Virtuosité technique
Quentin Spohn est un dessinateur adepte de la pierre noire, outil très prisé des artistes de la Renaissance, qui permet des noirs mats et profonds. Pourtant, pour cette oeuvre, il a opté pour du graphite, soit le plus classique crayon à papier, décliné dans ses différentes versions : du très gras au très clair. L’effet en est moins tranché, plus délicat mais aussi plus abstrait. « J’ai travaillé sur du papier à dessin en rouleau de 2 mètres de hauteur. Je dessine au sol dans mon appartement, qui n’est pas très grand, raconte-t-il. Je commence par quadriller tout le papier à la main : rien que pour ça, j’en ai pour 2 semaines complètes. Ensuite, c’est une sorte de mise au carreau de mes différents dessins préparatoires, extraits de mes recherches en peinture, en littérature et de mes rêves aussi. » Quentin Spohn s’inspire aussi bien des scènes tourmentées d’un peintre médiéval comme Jérôme Bosch que de science-fiction ou d’auteurs de BD tel Robert Crumb.

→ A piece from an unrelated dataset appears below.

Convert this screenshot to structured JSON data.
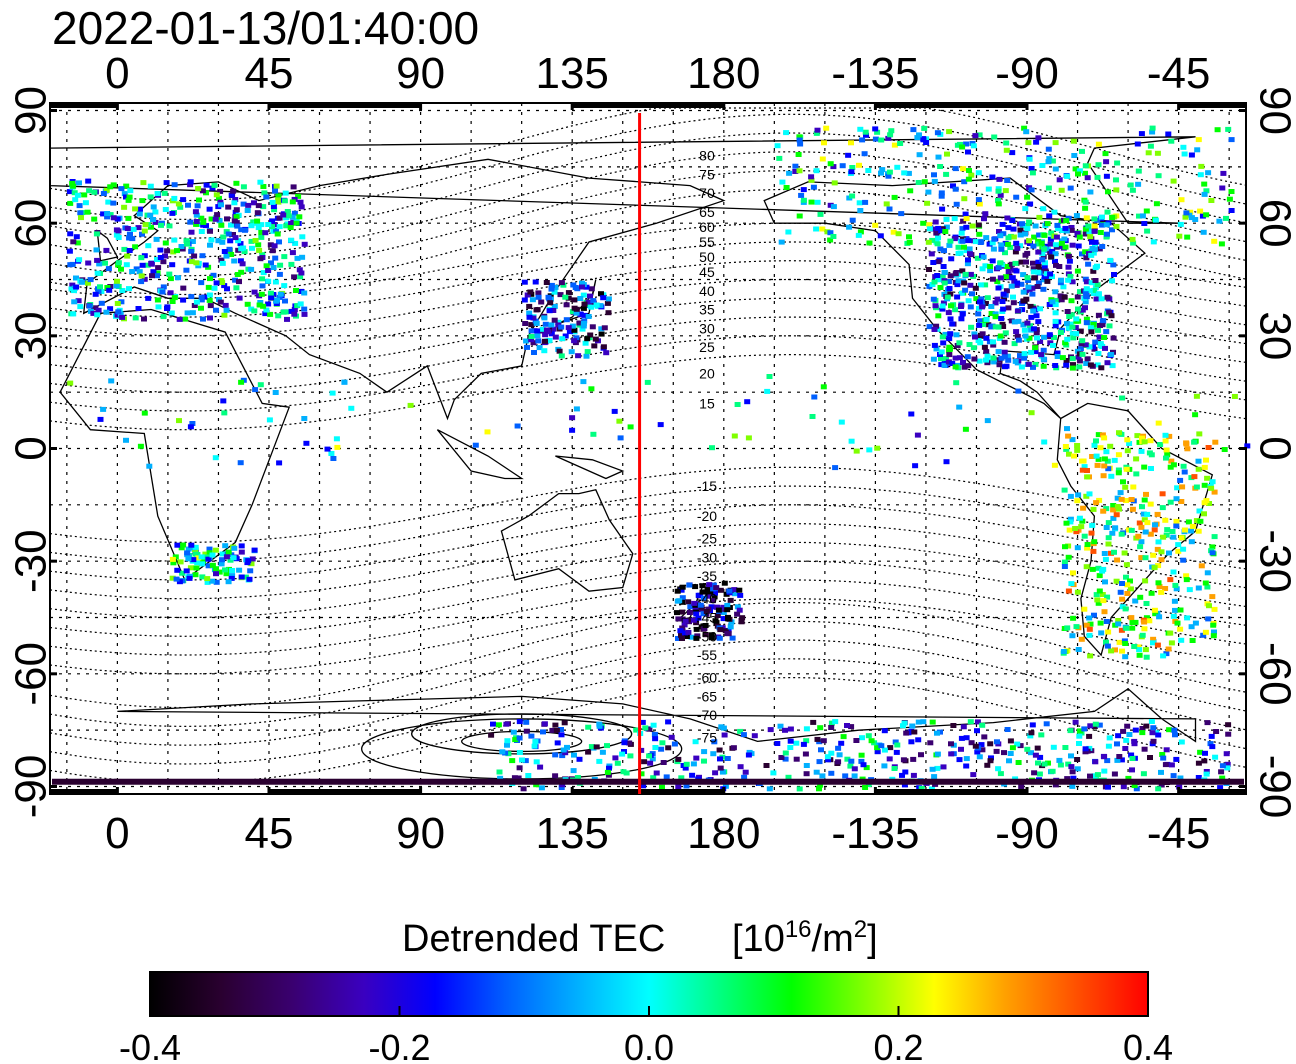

Carambolage au marché d’Anvers
« Pour cette fresque, je me suis plongé dans l’univers de l’école d’Anvers », détaille l’artiste pour expliquer le titre de son expo Carambolage au marché d’Anvers .« Au début du XVIe, des peintres flamands comme Pieter Aertsen commencent à s’intéresser à la nature morte. C’est un genre qui n’existe pas encore à l’époque. En plus, ces peintres s’amusent à en renverser les codes, en les faisant apparaître au premier plan de leur tableau, pour reléguer dans le fond les scènes principales, religieuses. » À son tour, l’artiste a renversé, retourné, trituré ces tableaux, puis a entrechoqué tous les univers qui l’inspirent.
Niçois d’adoption
S’il est né en région parisienne, c’est à Nice qu’il s’est formé et qu’il s’épanouit. Diplômé de la Villa Arson en 2013, il est aujourd’hui prof à la Villa Thiole. Le lien avec « l’Espace à vendre » ? Il ne date pas d’hier : « Une de mes premières expositions, je l’ai faite avec Bertrand. Je sortais de l’école et il m’a invité à montrer mes dessins à Nice d’abord, dans son espace puis à la galerie Le 22 – qui m’a représentée plusieurs années – et dans sa galerie parisienne. »
ROMAIN MAKSYMOWYCZ
Savoir +
«Espace à vendre », 10 rue Assalit, 06000 Nice. 09.80.92.49.23. Espace-avendre.com et adresse mail contact@espace-avendre.com.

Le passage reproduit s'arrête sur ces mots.